Learn to Make Custom Views by Extracting Them
Extracting sub-methods is almost a standard for refactoring. We do it to keep our code clean, sometimes to protect code, and sometimes even for reuse.
In SwiftUI, the benefits carry over and really serve to make your UI code readable and less clunky.
That’s why I would say that extracting views is a must-develop discipline in SwiftUI.
In the short term, getting into the habit will keep your view hierarchies from becoming unwieldy. But, in the long run, it also allows you to take those subviews and use them elsewhere as custom views, either by referencing them directly or using them as a starting point by copy-pasting them elsewhere.
To make my point, this was not always simple in storyboards/IB.
Let’s say you wanted to copy a cell over for a
TableView. It almost always felt like a gamble — it would be smooth or wreak havoc on your constraints and outlets.
Whereas, using an extracted cell in SwiftUI is as simple as referencing it directly, or copy-pasting, editing, and using it as an ordinary method.
Refactoring Is Better Now Than Later
The refactoring features (specifically in the CMD+click menu) are pretty nice… but may not be immediately obvious.
I hate to say it, but it’s a weakness in the editor. The reason for that is because you can’t actually refactor multiple lines of views, only the view you clicked on.
Let me explain why this can be frustrating but can also be avoided.
Let’s say you have a collection of views you want to extract to a subview for cleanliness and reuse.
The key here is that they need to be wrapped in a view (can be a view, stack,
NavigationButton, etc.) because you are making a
SubView. It feels like it’s one of the reasons why you can’t CMD+click a group of views.
But then, wouldn’t it be nice to use the embed in an
<Embeddable View> feature and then extract?
Well, again, you can only focus on the view you click on, so if you take that route, you’ll still need to move the other views into your new embed. It’s this kind of drawback that takes the sheen off what is otherwise a nice refactoring toolset.
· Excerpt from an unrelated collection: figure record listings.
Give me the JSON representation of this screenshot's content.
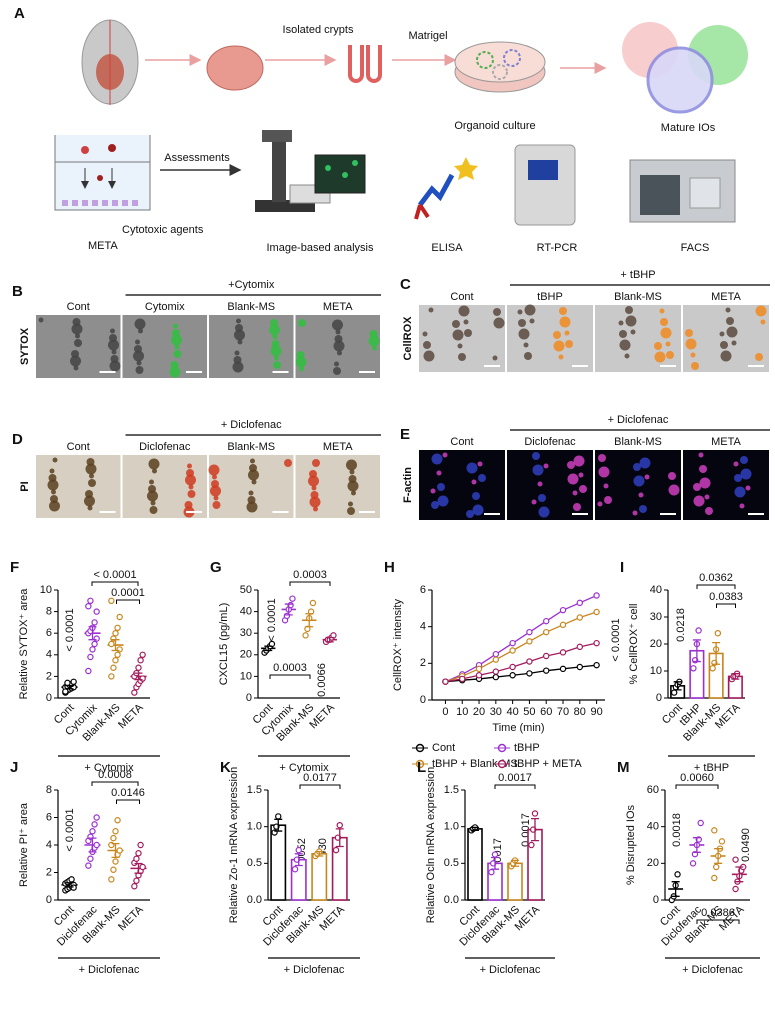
{
  "schematic": {
    "panel": "A",
    "labels": [
      "Isolated crypts",
      "Matrigel",
      "Organoid culture",
      "Mature IOs",
      "Assessments",
      "Cytotoxic agents",
      "META",
      "Image-based analysis",
      "ELISA",
      "RT-PCR",
      "FACS"
    ]
  },
  "images": [
    {
      "panel": "B",
      "stain": "SYTOX",
      "stain_color": "#1aa64a",
      "group": "+Cytomix",
      "columns": [
        "Cont",
        "Cytomix",
        "Blank-MS",
        "META"
      ]
    },
    {
      "panel": "C",
      "stain": "CellROX",
      "stain_color": "#d0202a",
      "group": "+ tBHP",
      "columns": [
        "Cont",
        "tBHP",
        "Blank-MS",
        "META"
      ]
    },
    {
      "panel": "D",
      "stain": "PI",
      "stain_color": "#d0202a",
      "group": "+ Diclofenac",
      "columns": [
        "Cont",
        "Diclofenac",
        "Blank-MS",
        "META"
      ]
    },
    {
      "panel": "E",
      "stain": "F-actin",
      "stain_color": "#d020c8",
      "group": "+ Diclofenac",
      "columns": [
        "Cont",
        "Diclofenac",
        "Blank-MS",
        "META"
      ]
    }
  ],
  "chart_data": [
    {
      "type": "dotplot",
      "panel": "F",
      "ylabel": "Relative SYTOX⁺ area",
      "group": "+ Cytomix",
      "categories": [
        "Cont",
        "Cytomix",
        "Blank-MS",
        "META"
      ],
      "colors": [
        "#000000",
        "#9b30d0",
        "#c8861e",
        "#a21b5c"
      ],
      "values": [
        1.0,
        6.0,
        4.9,
        2.0
      ],
      "errors": [
        0.15,
        0.6,
        0.5,
        0.3
      ],
      "points": [
        [
          0.5,
          0.7,
          0.8,
          0.9,
          1.0,
          1.0,
          1.1,
          1.2,
          1.3,
          1.5,
          0.6,
          1.4
        ],
        [
          2.5,
          3.8,
          4.5,
          5.0,
          5.5,
          6.0,
          6.2,
          6.5,
          7.0,
          8.0,
          8.5,
          9.0
        ],
        [
          2.0,
          2.8,
          3.5,
          4.0,
          4.5,
          5.0,
          5.5,
          6.0,
          6.5,
          7.5,
          9.0
        ],
        [
          0.5,
          1.0,
          1.3,
          1.6,
          1.8,
          2.0,
          2.3,
          2.8,
          3.5,
          4.0
        ]
      ],
      "ylim": [
        0,
        10
      ],
      "yticks": [
        0,
        2,
        4,
        6,
        8,
        10
      ],
      "annotations": [
        "< 0.0001",
        "< 0.0001",
        "0.0001"
      ]
    },
    {
      "type": "dotplot",
      "panel": "G",
      "ylabel": "CXCL15 (pg/mL)",
      "group": "+ Cytomix",
      "categories": [
        "Cont",
        "Cytomix",
        "Blank-MS",
        "META"
      ],
      "colors": [
        "#000000",
        "#9b30d0",
        "#c8861e",
        "#a21b5c"
      ],
      "values": [
        23,
        41,
        36,
        27
      ],
      "errors": [
        1,
        2.5,
        3,
        1
      ],
      "points": [
        [
          21,
          22,
          23,
          24,
          25
        ],
        [
          36,
          38,
          41,
          43,
          46
        ],
        [
          29,
          32,
          37,
          40,
          44
        ],
        [
          26,
          27,
          27,
          28,
          29
        ]
      ],
      "ylim": [
        0,
        50
      ],
      "yticks": [
        0,
        10,
        20,
        30,
        40,
        50
      ],
      "annotations": [
        "< 0.0001",
        "0.0003",
        "0.0003",
        "0.0066"
      ]
    },
    {
      "type": "line",
      "panel": "H",
      "ylabel": "CellROX⁺ intensity",
      "xlabel": "Time (min)",
      "x": [
        0,
        10,
        20,
        30,
        40,
        50,
        60,
        70,
        80,
        90
      ],
      "xlim": [
        -8,
        95
      ],
      "xticks": [
        0,
        10,
        20,
        30,
        40,
        50,
        60,
        70,
        80,
        90
      ],
      "ylim": [
        0,
        6
      ],
      "yticks": [
        0,
        2,
        4,
        6
      ],
      "series": [
        {
          "name": "Cont",
          "color": "#000000",
          "values": [
            1.0,
            1.08,
            1.15,
            1.25,
            1.35,
            1.45,
            1.6,
            1.7,
            1.8,
            1.9
          ]
        },
        {
          "name": "tBHP",
          "color": "#9b30d0",
          "values": [
            1.0,
            1.4,
            1.9,
            2.5,
            3.1,
            3.7,
            4.3,
            4.9,
            5.3,
            5.7
          ]
        },
        {
          "name": "tBHP + Blank-MS",
          "color": "#c8861e",
          "values": [
            1.0,
            1.3,
            1.7,
            2.2,
            2.7,
            3.2,
            3.7,
            4.1,
            4.5,
            4.8
          ]
        },
        {
          "name": "tBHP + META",
          "color": "#a21b5c",
          "values": [
            1.0,
            1.15,
            1.35,
            1.55,
            1.8,
            2.1,
            2.4,
            2.6,
            2.9,
            3.1
          ]
        }
      ],
      "annotations": [
        "< 0.0001"
      ]
    },
    {
      "type": "bar",
      "panel": "I",
      "ylabel": "% CellROX⁺ cell",
      "group": "+ tBHP",
      "categories": [
        "Cont",
        "tBHP",
        "Blank-MS",
        "META"
      ],
      "colors": [
        "#000000",
        "#9b30d0",
        "#c8861e",
        "#a21b5c"
      ],
      "values": [
        4.5,
        17.5,
        16.5,
        8
      ],
      "errors": [
        1.5,
        4,
        4,
        1
      ],
      "points": [
        [
          2,
          4,
          5,
          6
        ],
        [
          11,
          14,
          20,
          25
        ],
        [
          11,
          13,
          18,
          24
        ],
        [
          7,
          8,
          8,
          9
        ]
      ],
      "ylim": [
        0,
        40
      ],
      "yticks": [
        0,
        10,
        20,
        30,
        40
      ],
      "annotations": [
        "0.0218",
        "0.0362",
        "0.0383"
      ]
    },
    {
      "type": "dotplot",
      "panel": "J",
      "ylabel": "Relative PI⁺ area",
      "group": "+ Diclofenac",
      "categories": [
        "Cont",
        "Diclofenac",
        "Blank-MS",
        "META"
      ],
      "colors": [
        "#000000",
        "#9b30d0",
        "#c8861e",
        "#a21b5c"
      ],
      "values": [
        1.1,
        4.0,
        3.6,
        2.3
      ],
      "errors": [
        0.15,
        0.5,
        0.5,
        0.35
      ],
      "points": [
        [
          0.7,
          0.8,
          0.9,
          1.0,
          1.1,
          1.2,
          1.3,
          1.4,
          1.5,
          0.9
        ],
        [
          2.5,
          3.0,
          3.5,
          3.8,
          4.0,
          4.3,
          4.6,
          5.0,
          5.5,
          6.0
        ],
        [
          1.5,
          2.2,
          2.8,
          3.3,
          3.6,
          4.0,
          4.5,
          5.0,
          5.8
        ],
        [
          1.0,
          1.4,
          1.8,
          2.1,
          2.4,
          2.7,
          3.0,
          3.4,
          4.0
        ]
      ],
      "ylim": [
        0,
        8
      ],
      "yticks": [
        0,
        2,
        4,
        6,
        8
      ],
      "annotations": [
        "< 0.0001",
        "0.0008",
        "0.0146"
      ]
    },
    {
      "type": "bar",
      "panel": "K",
      "ylabel": "Relative Zo-1 mRNA expression",
      "group": "+ Diclofenac",
      "categories": [
        "Cont",
        "Diclofenac",
        "Blank-MS",
        "META"
      ],
      "colors": [
        "#000000",
        "#9b30d0",
        "#c8861e",
        "#a21b5c"
      ],
      "values": [
        1.02,
        0.55,
        0.63,
        0.85
      ],
      "errors": [
        0.08,
        0.08,
        0.03,
        0.12
      ],
      "points": [
        [
          0.92,
          1.0,
          1.14
        ],
        [
          0.42,
          0.55,
          0.68
        ],
        [
          0.6,
          0.63,
          0.66
        ],
        [
          0.68,
          0.85,
          1.02
        ]
      ],
      "ylim": [
        0,
        1.5
      ],
      "yticks": [
        {
          "value": 0,
          "label": "0.0"
        },
        {
          "value": 0.5,
          "label": "0.5"
        },
        {
          "value": 1,
          "label": "1.0"
        },
        {
          "value": 1.5,
          "label": "1.5"
        }
      ],
      "annotations": [
        "0.0052",
        "0.0430",
        "0.0177"
      ]
    },
    {
      "type": "bar",
      "panel": "L",
      "ylabel": "Relative Ocln mRNA expression",
      "group": "+ Diclofenac",
      "categories": [
        "Cont",
        "Diclofenac",
        "Blank-MS",
        "META"
      ],
      "colors": [
        "#000000",
        "#9b30d0",
        "#c8861e",
        "#a21b5c"
      ],
      "values": [
        0.97,
        0.5,
        0.5,
        0.96
      ],
      "errors": [
        0.02,
        0.08,
        0.04,
        0.15
      ],
      "points": [
        [
          0.95,
          0.97,
          0.99
        ],
        [
          0.38,
          0.5,
          0.62
        ],
        [
          0.46,
          0.5,
          0.54
        ],
        [
          0.75,
          0.96,
          1.18
        ]
      ],
      "ylim": [
        0,
        1.5
      ],
      "yticks": [
        {
          "value": 0,
          "label": "0.0"
        },
        {
          "value": 0.5,
          "label": "0.5"
        },
        {
          "value": 1,
          "label": "1.0"
        },
        {
          "value": 1.5,
          "label": "1.5"
        }
      ],
      "annotations": [
        "0.0017",
        "0.0017",
        "0.0017"
      ]
    },
    {
      "type": "dotplot",
      "panel": "M",
      "ylabel": "% Disrupted IOs",
      "group": "+ Diclofenac",
      "categories": [
        "Cont",
        "Diclofenac",
        "Blank-MS",
        "META"
      ],
      "colors": [
        "#000000",
        "#9b30d0",
        "#c8861e",
        "#a21b5c"
      ],
      "values": [
        6,
        30,
        24,
        14
      ],
      "errors": [
        4,
        4,
        4,
        4
      ],
      "points": [
        [
          0,
          2,
          8,
          14
        ],
        [
          20,
          25,
          30,
          33,
          42
        ],
        [
          12,
          18,
          24,
          28,
          32,
          38
        ],
        [
          6,
          10,
          13,
          16,
          18,
          22
        ]
      ],
      "ylim": [
        0,
        60
      ],
      "yticks": [
        0,
        20,
        40,
        60
      ],
      "annotations": [
        "0.0018",
        "0.0060",
        "0.0386",
        "0.0490"
      ]
    }
  ]
}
These are just some of the things I found messing around with the Beta, I’m sure there are other nuggets and gems to be found.
I’m also certain that some of these could very well change by the time Xcode 11 goes golden.
The biggest advantage to having these tips in the back of your mind is that it can help you get into the new mindset that SwiftUI is calling developers to have.
Apple is essentially declaring that they have accepted that reactive UI development is the new standard.
If you come from the world of Angular, React, or Flutter, you’ve already been exposed to that mindset in a sense. But I do like Apple’s take on it and its refinement.
And for my final tip: Go get the Beta and try it yourself!